Bank of Ireland Group chief executive Richie Boucher also apologised and said while his bank did not need a guarantee, the errors it made were "similar in some or all respects to those made by virtually all banks operating in Ireland" during that period.

When it came to political party leaders, Taoiseach Enda Kenny laid the blame for the economic crash firmly on the Fianna Fáil-Green Party coalition government.

Tánaiste Joan Burton blamed reckless bank lending that fed the property bubble which was inflated by "extraordinary" property-based tax breaks for the wealthy. Light-touch regulation "facilitated the banks in their reckless behaviour", she added.

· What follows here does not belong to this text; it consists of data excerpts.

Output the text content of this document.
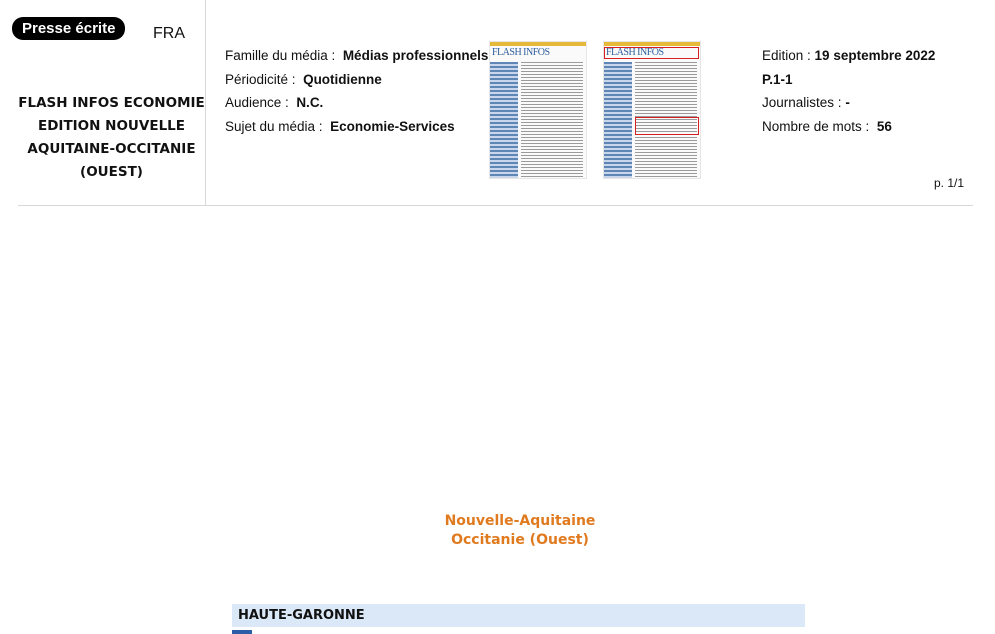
Presse écrite	FRA
FLASH INFOS ECONOMIE EDITION NOUVELLE AQUITAINE-OCCITANIE (OUEST)
Famille du média : Médias professionnels
Périodicité : Quotidienne
Audience : N.C.
Sujet du média : Economie-Services
FLASH INFOS	FLASH INFOS	Edition : 19 septembre 2022
P.1-1
Journalistes : -
Nombre de mots : 56
p. 1/1
Nouvelle-Aquitaine
Occitanie (Ouest)
HAUTE-GARONNE
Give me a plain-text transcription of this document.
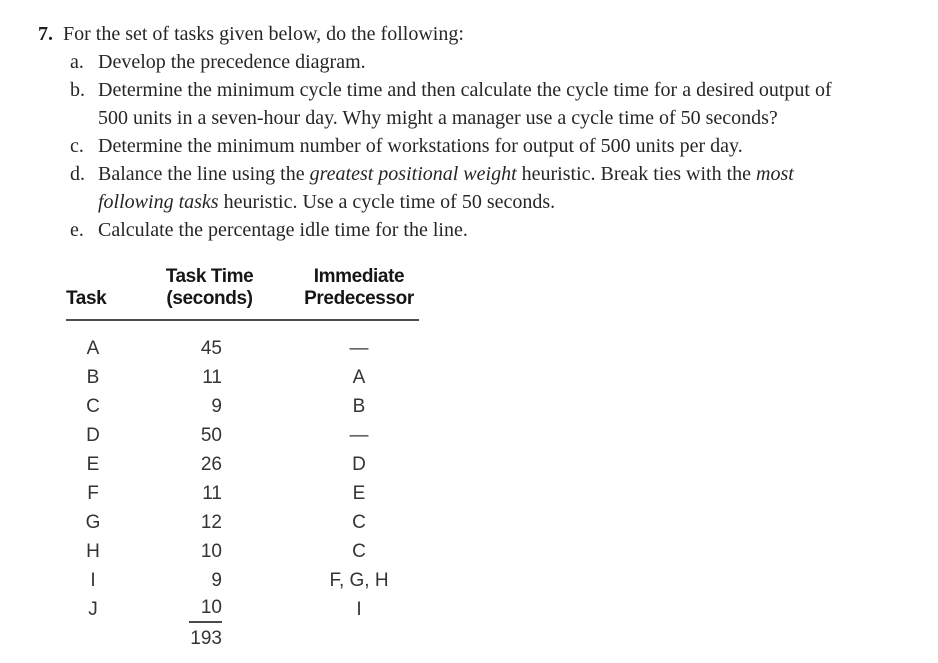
7. For the set of tasks given below, do the following:
a. Develop the precedence diagram.
b. Determine the minimum cycle time and then calculate the cycle time for a desired output of
500 units in a seven-hour day. Why might a manager use a cycle time of 50 seconds?
c. Determine the minimum number of workstations for output of 500 units per day.
d. Balance the line using the greatest positional weight heuristic. Break ties with the most
following tasks heuristic. Use a cycle time of 50 seconds.
e. Calculate the percentage idle time for the line.
Task
Task Time
(seconds)
Immediate
Predecessor
A	45	—
B	11	A
C	9	B
D	50	—
E	26	D
F	11	E
G	12	C
H	10	C
I	9	F, G, H
J	10	I
193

The inquiry refused to let former Anglo Irish Bank CEO David Drumm give evidence by video link from the US, where he is fighting extradition proceedings back to Ireland. They also refused to publish his statement.

A team from the National Treasury Management Agency was left in a side room watching a portable TV on the night of the government bank guarantee, former NTMA director of finance Brendan McDonagh told the committee. "We could see the world was collapsing, not just Ireland," he added.

Light moments

Former Central Bank governor Patrick Honohan told of being reprimanded by Mr Lenihan for announcing the bailout on RTÉ's 'Morning Ireland' programme ahead of the minister.

He ended the phone call with Mr Lenihan "with my tail between my legs", he admitted

Anglo Irish Bank staff rushed to usher customers off the street into back rooms to avert a run on the bank after the collapse in bank shares in March 2008, according to Peter Fitzgerald, the bank's former director of Corporate and Retail Treasury.

"We were moving customers that called to our savings branches off the street and into meeting rooms in the back of the building to avoid precipitating a crisis by people seeing a queue outside the bank on St Stephen's Green," he said, explaining they had to field thousands of phone calls from concerned customers.

The CEO of a large bank threw a bunch of keys across the table to the Financial Regulator, asking him if he wanted to run the bank, according to a former chairman of the Regulatory Authority Brian Patterson. The exchange occurred during "extremely robust" interaction with senior bankers.

Kevin Cardiff also revealed the existence of the "Johnny Logan Working Group" set up in the department to extend national funding by a further year during the bailout. The name of the group was based on Mr Logan's Eurovision-winning song 'What's Another Year'.